Yup, I'm sure that arbitrageurs have made a fair bit off hysteria. (Indeed, a sensible arbitrageur would work exactly this way. Dick around for small, but guaranteed, gains for five years or so, and then pull a Soros.) Not many of us have a hundred million to spare that we can leverage on bond yield differentials. For normal people (ie not me) who wish to invest at this point, I would think that the sensible thing to do is to look at the losers, not the winners. Pick a company, which unfortunately has to be traded rather than private like KKR, that is hugely leveraged with tons of short-term debt. Look at the fundamentals. Basically, if they own, say Boots, and are going to be forced to sell it at a fire-sale price in, oh, I don't know, three weeks, then now is the time to buy Boots shares. (Assuming they're still on the market. But you get my drift.)

... and then I cut the rest of it in an attempt to fit in to the pathetic limits on LiveJournal, which I believe (judging by its nonsensical search engine) is a spawn of Microsoft. These people are living in the past.

Unfortunately, most mortgage brokers, stock analysts, and central bankers are living there too.

Date: 2007-08-23 09:58 pm (UTC)
ext_44: (mobius-scarf)
From: [identity profile] jiggery-pokery.livejournal.com
A First won't cut it; you need a DPhil in the right branch to be taken seriously. This (http://www.markjoshi.com/downloads/advice.pdf) is the latest advice on getting in.

Signed,
A Third from Oxford, making far too little money

Date: 2007-08-22 09:05 am (UTC)
From: [identity profile] jellymillion.livejournal.com
I don't think that AAA means dick right now - who knows what off-balance sheet toxic waste is where? Since no-one believes credit ratings, no-one wants to lend. I rather fear that this is going to be an ongoing situation until and unless the major borrowing entities (and this mainly means the banks, since they're the big lenders) make some kind of disclosure on exactly what credit risk they have.
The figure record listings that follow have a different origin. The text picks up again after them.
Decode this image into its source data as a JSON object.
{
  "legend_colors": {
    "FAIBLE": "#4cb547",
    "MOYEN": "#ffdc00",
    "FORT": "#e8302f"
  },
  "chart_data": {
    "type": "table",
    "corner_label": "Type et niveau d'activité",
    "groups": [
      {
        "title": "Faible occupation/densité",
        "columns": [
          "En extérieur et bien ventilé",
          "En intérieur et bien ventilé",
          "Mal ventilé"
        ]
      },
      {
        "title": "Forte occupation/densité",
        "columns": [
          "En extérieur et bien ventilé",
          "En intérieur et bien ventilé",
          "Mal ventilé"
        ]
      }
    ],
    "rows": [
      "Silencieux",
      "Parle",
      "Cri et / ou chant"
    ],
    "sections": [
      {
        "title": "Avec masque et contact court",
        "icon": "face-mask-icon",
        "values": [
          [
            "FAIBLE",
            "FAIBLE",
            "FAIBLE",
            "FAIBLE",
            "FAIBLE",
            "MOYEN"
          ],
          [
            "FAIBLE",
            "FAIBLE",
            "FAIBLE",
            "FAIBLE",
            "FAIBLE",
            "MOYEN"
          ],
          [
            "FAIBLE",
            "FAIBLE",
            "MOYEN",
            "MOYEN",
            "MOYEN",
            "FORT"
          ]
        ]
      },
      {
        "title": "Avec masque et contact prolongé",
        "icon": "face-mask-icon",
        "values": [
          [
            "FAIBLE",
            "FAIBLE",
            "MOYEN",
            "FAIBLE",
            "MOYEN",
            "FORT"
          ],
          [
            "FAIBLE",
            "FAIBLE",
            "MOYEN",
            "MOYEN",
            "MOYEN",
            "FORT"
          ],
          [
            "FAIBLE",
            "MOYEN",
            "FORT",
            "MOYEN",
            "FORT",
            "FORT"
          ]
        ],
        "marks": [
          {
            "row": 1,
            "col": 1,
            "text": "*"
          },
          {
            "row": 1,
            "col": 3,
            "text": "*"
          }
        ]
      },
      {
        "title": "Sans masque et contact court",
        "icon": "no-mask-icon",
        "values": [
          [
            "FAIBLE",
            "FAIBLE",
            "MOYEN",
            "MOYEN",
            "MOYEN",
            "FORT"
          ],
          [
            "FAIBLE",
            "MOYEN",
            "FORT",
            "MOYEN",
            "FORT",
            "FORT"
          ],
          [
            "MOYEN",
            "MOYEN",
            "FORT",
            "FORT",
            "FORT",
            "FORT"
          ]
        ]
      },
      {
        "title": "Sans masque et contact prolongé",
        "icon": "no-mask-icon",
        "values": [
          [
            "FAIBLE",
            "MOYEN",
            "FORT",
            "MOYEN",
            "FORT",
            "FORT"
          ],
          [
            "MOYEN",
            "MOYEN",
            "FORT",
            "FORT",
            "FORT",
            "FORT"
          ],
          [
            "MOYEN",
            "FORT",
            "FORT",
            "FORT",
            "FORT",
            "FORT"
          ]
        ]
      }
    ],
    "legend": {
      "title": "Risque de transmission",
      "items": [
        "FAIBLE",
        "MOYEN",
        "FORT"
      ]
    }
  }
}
I'd say that this is probably the coming-of-age for the credit markets: nothing like a good crisis to get the regulators really interested.

I'm must say I'm curious to see if there really is a knock-on effect in property. Some of the arguments I've seen are at least plausible.
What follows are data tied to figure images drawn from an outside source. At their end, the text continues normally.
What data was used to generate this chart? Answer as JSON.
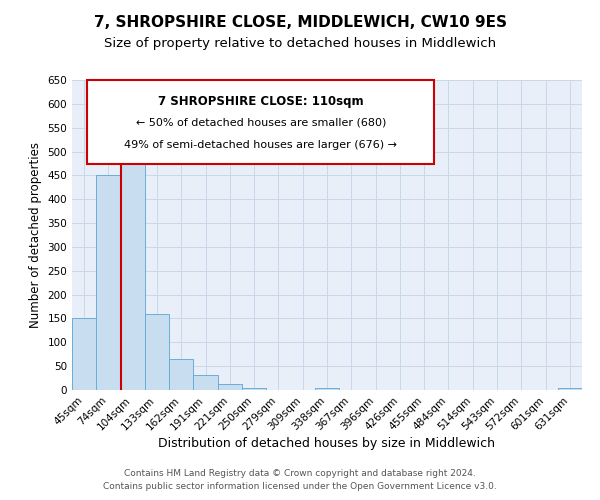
{
  "title": "7, SHROPSHIRE CLOSE, MIDDLEWICH, CW10 9ES",
  "subtitle": "Size of property relative to detached houses in Middlewich",
  "xlabel": "Distribution of detached houses by size in Middlewich",
  "ylabel": "Number of detached properties",
  "bar_labels": [
    "45sqm",
    "74sqm",
    "104sqm",
    "133sqm",
    "162sqm",
    "191sqm",
    "221sqm",
    "250sqm",
    "279sqm",
    "309sqm",
    "338sqm",
    "367sqm",
    "396sqm",
    "426sqm",
    "455sqm",
    "484sqm",
    "514sqm",
    "543sqm",
    "572sqm",
    "601sqm",
    "631sqm"
  ],
  "bar_values": [
    150,
    450,
    510,
    160,
    65,
    32,
    12,
    5,
    0,
    0,
    5,
    0,
    0,
    0,
    0,
    0,
    0,
    0,
    0,
    0,
    5
  ],
  "bar_color": "#c9ddf0",
  "bar_edge_color": "#6aaed6",
  "vline_color": "#cc0000",
  "vline_x_idx": 2,
  "ylim": [
    0,
    650
  ],
  "yticks": [
    0,
    50,
    100,
    150,
    200,
    250,
    300,
    350,
    400,
    450,
    500,
    550,
    600,
    650
  ],
  "annotation_title": "7 SHROPSHIRE CLOSE: 110sqm",
  "annotation_line1": "← 50% of detached houses are smaller (680)",
  "annotation_line2": "49% of semi-detached houses are larger (676) →",
  "annotation_box_color": "#ffffff",
  "annotation_border_color": "#cc0000",
  "footer1": "Contains HM Land Registry data © Crown copyright and database right 2024.",
  "footer2": "Contains public sector information licensed under the Open Government Licence v3.0.",
  "background_color": "#ffffff",
  "axes_facecolor": "#e8eff8",
  "grid_color": "#c8d8e8",
  "title_fontsize": 11,
  "subtitle_fontsize": 9.5,
  "xlabel_fontsize": 9,
  "ylabel_fontsize": 8.5,
  "tick_fontsize": 7.5,
  "footer_fontsize": 6.5,
  "annotation_title_fontsize": 8.5,
  "annotation_body_fontsize": 8
}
I notice that this is the fourth paragraph that has started with an "I", btw.

Mike

Date: 2007-08-22 09:14 am (UTC)
From: [identity profile] peterbirks.livejournal.com
I think that banks should start in stable doors (opening and closing thereof) and bolting horses, because that appears to be the area in which they are most expert. If triple A means nothing today, then why did it mean so much to the banks two weeks ago? Either they were wrong then, or they are wrong now. The excuse that "the rating agencies lied to us" just doesn't cut it, as far as I am concerned.

Maybe I'll do some more on herd mentality and "the financial markets and quantum physics - observer as participant".

Not because I know anything about it, but because it's a cool title, and I want to get Schroedinger's Cat into the equation.